Aura's exploration and evaluation programme
Aura's proposed exploration in its licence application areas will focus on establishing the distribution of the Alum Shale and defining those areas where the higher grade uranium, molybdenum and vanadium shales are located. Consequently the initial programmes will be drilling based.
A programme to investigate the options available for extracting uranium and other metals will start when sample material is available.
The regional centre of Östersund is within 30kilometres of all the Aura applications and the area has good access roads.

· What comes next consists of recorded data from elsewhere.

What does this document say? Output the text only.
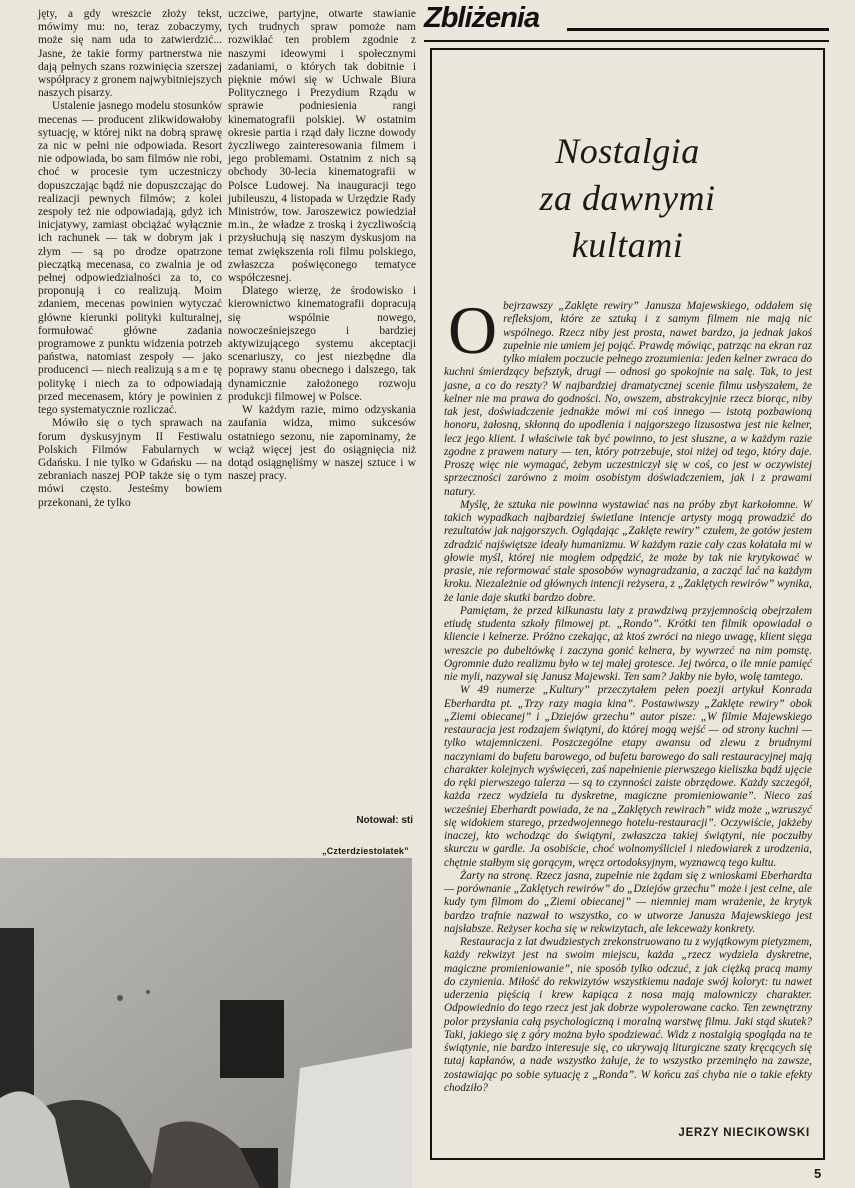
jęty, a gdy wreszcie złoży tekst, mówimy mu: no, teraz zobaczymy, może się nam uda to zatwierdzić... Jasne, że takie formy partnerstwa nie dają pełnych szans rozwinięcia szerszej współpracy z gronem najwybitniejszych naszych pisarzy.

Ustalenie jasnego modelu stosunków mecenas — producent zlikwidowałoby sytuację, w której nikt na dobrą sprawę za nic w pełni nie odpowiada. Resort nie odpowiada, bo sam filmów nie robi, choć w procesie tym uczestniczy dopuszczając bądź nie dopuszczając do realizacji pewnych filmów; z kolei zespoły też nie odpowiadają, gdyż ich inicjatywy, zamiast obciążać wyłącznie ich rachunek — tak w dobrym jak i złym — są po drodze opatrzone pieczątką mecenasa, co zwalnia je od pełnej odpowiedzialności za to, co proponują i co realizują. Moim zdaniem, mecenas powinien wytyczać główne kierunki polityki kulturalnej, formułować główne zadania programowe z punktu widzenia potrzeb państwa, natomiast zespoły — jako producenci — niech realizują same tę politykę i niech za to odpowiadają przed mecenasem, który je powinien z tego systematycznie rozliczać.

Mówiło się o tych sprawach na forum dyskusyjnym II Festiwalu Polskich Filmów Fabularnych w Gdańsku. I nie tylko w Gdańsku — na zebraniach naszej POP także się o tym mówi często. Jesteśmy bowiem przekonani, że tylko

uczciwe, partyjne, otwarte stawianie tych trudnych spraw pomoże nam rozwikłać ten problem zgodnie z naszymi ideowymi i społecznymi zadaniami, o których tak dobitnie i pięknie mówi się w Uchwale Biura Politycznego i Prezydium Rządu w sprawie podniesienia rangi kinematografii polskiej. W ostatnim okresie partia i rząd dały liczne dowody życzliwego zainteresowania filmem i jego problemami. Ostatnim z nich są obchody 30-lecia kinematografii w Polsce Ludowej. Na inauguracji tego jubileuszu, 4 listopada w Urzędzie Rady Ministrów, tow. Jaroszewicz powiedział m.in., że władze z troską i życzliwością przysłuchują się naszym dyskusjom na temat zwiększenia roli filmu polskiego, zwłaszcza poświęconego tematyce współczesnej.

Dlatego wierzę, że środowisko i kierownictwo kinematografii dopracują się wspólnie nowego, nowocześniejszego i bardziej aktywizującego systemu akceptacji scenariuszy, co jest niezbędne dla poprawy stanu obecnego i dalszego, tak dynamicznie założonego rozwoju produkcji filmowej w Polsce.

W każdym razie, mimo odzyskania zaufania widza, mimo sukcesów ostatniego sezonu, nie zapominamy, że wciąż więcej jest do osiągnięcia niż dotąd osiągnęliśmy w naszej sztuce i w naszej pracy.

Notował: sti
„Czterdziestolatek”
Zbliżenia
Nostalgia
za dawnymi
kultami

Obejrzawszy „Zaklęte rewiry” Janusza Majewskiego, oddałem się refleksjom, które ze sztuką i z samym filmem nie mają nic wspólnego. Rzecz niby jest prosta, nawet bardzo, ja jednak jakoś zupełnie nie umiem jej pojąć. Prawdę mówiąc, patrząc na ekran raz tylko miałem poczucie pełnego zrozumienia: jeden kelner zwraca do kuchni śmierdzący befsztyk, drugi — odnosi go spokojnie na salę. Tak, to jest jasne, a co do reszty? W najbardziej dramatycznej scenie filmu usłyszałem, że kelner nie ma prawa do godności. No, owszem, abstrakcyjnie rzecz biorąc, niby tak jest, doświadczenie jednakże mówi mi coś innego — istotą pozbawioną honoru, żałosną, skłonną do upodlenia i najgorszego lizusostwa jest nie kelner, lecz jego klient. I właściwie tak być powinno, to jest słuszne, a w każdym razie zgodne z prawem natury — ten, który potrzebuje, stoi niżej od tego, który daje. Proszę więc nie wymagać, żebym uczestniczył się w coś, co jest w oczywistej sprzeczności zarówno z moim osobistym doświadczeniem, jak i z prawami natury.

Myślę, że sztuka nie powinna wystawiać nas na próby zbyt karkołomne. W takich wypadkach najbardziej świetlane intencje artysty mogą prowadzić do rezultatów jak najgorszych. Oglądając „Zaklęte rewiry” czułem, że gotów jestem zdradzić najświętsze ideały humanizmu. W każdym razie cały czas kołatała mi w głowie myśl, której nie mogłem odpędzić, że może by tak nie krytykować w prasie, nie reformować stale sposobów wynagradzania, a zacząć lać na każdym kroku. Niezależnie od głównych intencji reżysera, z „Zaklętych rewirów” wynika, że lanie daje skutki bardzo dobre.

Pamiętam, że przed kilkunastu laty z prawdziwą przyjemnością obejrzałem etiudę studenta szkoły filmowej pt. „Rondo”. Krótki ten filmik opowiadał o kliencie i kelnerze. Próżno czekając, aż ktoś zwróci na niego uwagę, klient sięga wreszcie po dubeltówkę i zaczyna gonić kelnera, by wywrzeć na nim pomstę. Ogromnie dużo realizmu było w tej małej grotesce. Jej twórca, o ile mnie pamięć nie myli, nazywał się Janusz Majewski. Ten sam? Jakby nie było, wolę tamtego.

W 49 numerze „Kultury” przeczytałem pełen poezji artykuł Konrada Eberhardta pt. „Trzy razy magia kina”. Postawiwszy „Zaklęte rewiry” obok „Ziemi obiecanej” i „Dziejów grzechu” autor pisze: „W filmie Majewskiego restauracja jest rodzajem świątyni, do której mogą wejść — od strony kuchni — tylko wtajemniczeni. Poszczególne etapy awansu od zlewu z brudnymi naczyniami do bufetu barowego, od bufetu barowego do sali restauracyjnej mają charakter kolejnych wyświęceń, zaś napełnienie pierwszego kieliszka bądź ujęcie do ręki pierwszego talerza — są to czynności zaiste obrzędowe. Każdy szczegół, każda rzecz wydziela tu dyskretne, magiczne promieniowanie”. Nieco zaś wcześniej Eberhardt powiada, że na „Zaklętych rewirach” widz może „wzruszyć się widokiem starego, przedwojennego hotelu-restauracji”. Oczywiście, jakżeby inaczej, kto wchodząc do świątyni, zwłaszcza takiej świątyni, nie poczułby skurczu w gardle. Ja osobiście, choć wolnomyśliciel i niedowiarek z urodzenia, chętnie stałbym się gorącym, wręcz ortodoksyjnym, wyznawcą tego kultu.

Żarty na stronę. Rzecz jasna, zupełnie nie żądam się z wnioskami Eberhardta — porównanie „Zaklętych rewirów” do „Dziejów grzechu” może i jest celne, ale kudy tym filmom do „Ziemi obiecanej” — niemniej mam wrażenie, że krytyk bardzo trafnie nazwał to wszystko, co w utworze Janusza Majewskiego jest najsłabsze. Reżyser kocha się w rekwizytach, ale lekceważy konkrety.

Restauracja z lat dwudziestych zrekonstruowano tu z wyjątkowym pietyzmem, każdy rekwizyt jest na swoim miejscu, każda „rzecz wydziela dyskretne, magiczne promieniowanie”, nie sposób tylko odczuć, z jak ciężką pracą mamy do czynienia. Miłość do rekwizytów wszystkiemu nadaje swój koloryt: tu nawet uderzenia pięścią i krew kapiąca z nosa mają malowniczy charakter. Odpowiednio do tego rzecz jest jak dobrze wypolerowane cacko. Ten zewnętrzny polor przysłania całą psychologiczną i moralną warstwę filmu. Jaki stąd skutek? Taki, jakiego się z góry można było spodziewać. Widz z nostalgią spogląda na te świątynie, nie bardzo interesuje się, co ukrywają liturgiczne szaty kręcących się tutaj kapłanów, a nade wszystko żałuje, że to wszystko przeminęło na zawsze, zostawiając po sobie sytuację z „Ronda”. W końcu zaś chyba nie o takie efekty chodziło?

JERZY NIECIKOWSKI
5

Aura's strategy has been to acquire a substantial landholding of shales with uranium content of 200ppm U and 400ppm Mo, with other credits from nickel and vanadium. These higher grades occur in a particular unit at or near the top of the shale sequence, above thicker sequences that contain lower grades of the metals. The higher grade zone is up to 20m in thickness.

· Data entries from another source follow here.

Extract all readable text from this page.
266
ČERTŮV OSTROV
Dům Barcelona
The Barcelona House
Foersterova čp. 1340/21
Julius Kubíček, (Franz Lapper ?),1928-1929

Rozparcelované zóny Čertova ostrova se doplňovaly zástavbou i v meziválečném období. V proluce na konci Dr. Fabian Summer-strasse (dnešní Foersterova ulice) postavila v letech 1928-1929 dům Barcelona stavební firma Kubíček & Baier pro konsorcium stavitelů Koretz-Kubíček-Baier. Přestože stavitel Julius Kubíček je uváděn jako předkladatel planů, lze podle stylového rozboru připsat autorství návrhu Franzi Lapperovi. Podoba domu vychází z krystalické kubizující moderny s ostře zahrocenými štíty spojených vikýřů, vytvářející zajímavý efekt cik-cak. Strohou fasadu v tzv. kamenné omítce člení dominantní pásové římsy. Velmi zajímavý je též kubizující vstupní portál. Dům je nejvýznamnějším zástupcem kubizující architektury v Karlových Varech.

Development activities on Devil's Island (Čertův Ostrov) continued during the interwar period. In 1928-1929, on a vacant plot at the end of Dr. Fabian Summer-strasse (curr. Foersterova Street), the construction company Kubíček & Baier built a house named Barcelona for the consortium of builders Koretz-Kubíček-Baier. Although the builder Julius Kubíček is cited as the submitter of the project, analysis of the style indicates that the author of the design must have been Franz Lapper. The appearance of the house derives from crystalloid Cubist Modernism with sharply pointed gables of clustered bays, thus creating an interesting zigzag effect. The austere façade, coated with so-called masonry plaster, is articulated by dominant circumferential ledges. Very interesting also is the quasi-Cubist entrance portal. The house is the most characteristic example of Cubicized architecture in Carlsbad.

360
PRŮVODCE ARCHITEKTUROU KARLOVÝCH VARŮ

Comparison with other deposit types
The grades of uranium in the Alum Shale are similar to the alaskite-type deposits found at Rossing in Namibia. For example, the Bannerman Resources' Wel Witchia Project has an inferred resource of 27 million pounds at 186ppm U, and Forsys Metals' Valencia deposit has a quoted resource of 34 million pounds at 187 ppm U.
The Alum Shale grades are comparable with the lower part of the range of grades for large calcrete deposits such as Trekoppje in Namibia and Lake Maitland in Western Australia.
The advantage that the Alum Shale resources have over the Rossing and calcrete deposits is the presence of other metals. Credits from molybdenum, vanadium and nickel can double the in-ground value of the contained metals.
Background geography
The Cambrian stratigraphy of the Östersund district comprises black shales interlayered with subordinate quartzites, clean and bituminous limestones. These are overlain in parts of the project area by Ordovician limestones.
The Alum Shale is a mud and clay sedimentary rock that formed widely in northern Europe during the Cambrian period approximately 570 to 500 million years ago. The shale often contains organic carbon.
The Alum Shales are remarkable for their content of a number of metals, including uranium, vanadium, molybdenum, nickel and rare earth elements. These elements do not necessarily occur together, but Aura has focused its tenement acquisition in the Östersund area, where uranium, vanadium and molybdenum are relatively high.
The highland region of Scandinavia experienced major tectonic disruption in the Caledonide orogenic event. Rocks have been thrust from west to east and Alum Shale occurs both in its original position (in situ or autochthonous), and also in thrust sheets which came from the west (allochthonous). This can be particularly positive for the amount of Alum Shale present in any single area, giving repeated stacking of the same unit, and in places quadrupling the amount of shale present.
In the Aura application areas, the Alum Shale is either outcropping or lies under thin limestone cover.
Past uranium production from the Alum Shale
The Alum Shale has been mined as a source of uranium in the post-war period in both Sweden and Estonia, a Baltic state southeast of Sweden.
An operation to extract uranium from the Alum Shale began at Kvarntorp in southern Sweden in 1965. 400,000-500,000 tonnes of ore were mined per annum; the plant had a nominal capacity of 120 tonnes of uranium per year.
The plant operated for 5 years before closure because of low uranium prices. Recoveries of uranium in the plant were 80% at closure.
Uranium production from the Alum Shales began in Estonia in 1948, and the plant ran for several decades processing both Alum Shale and other uranium ores.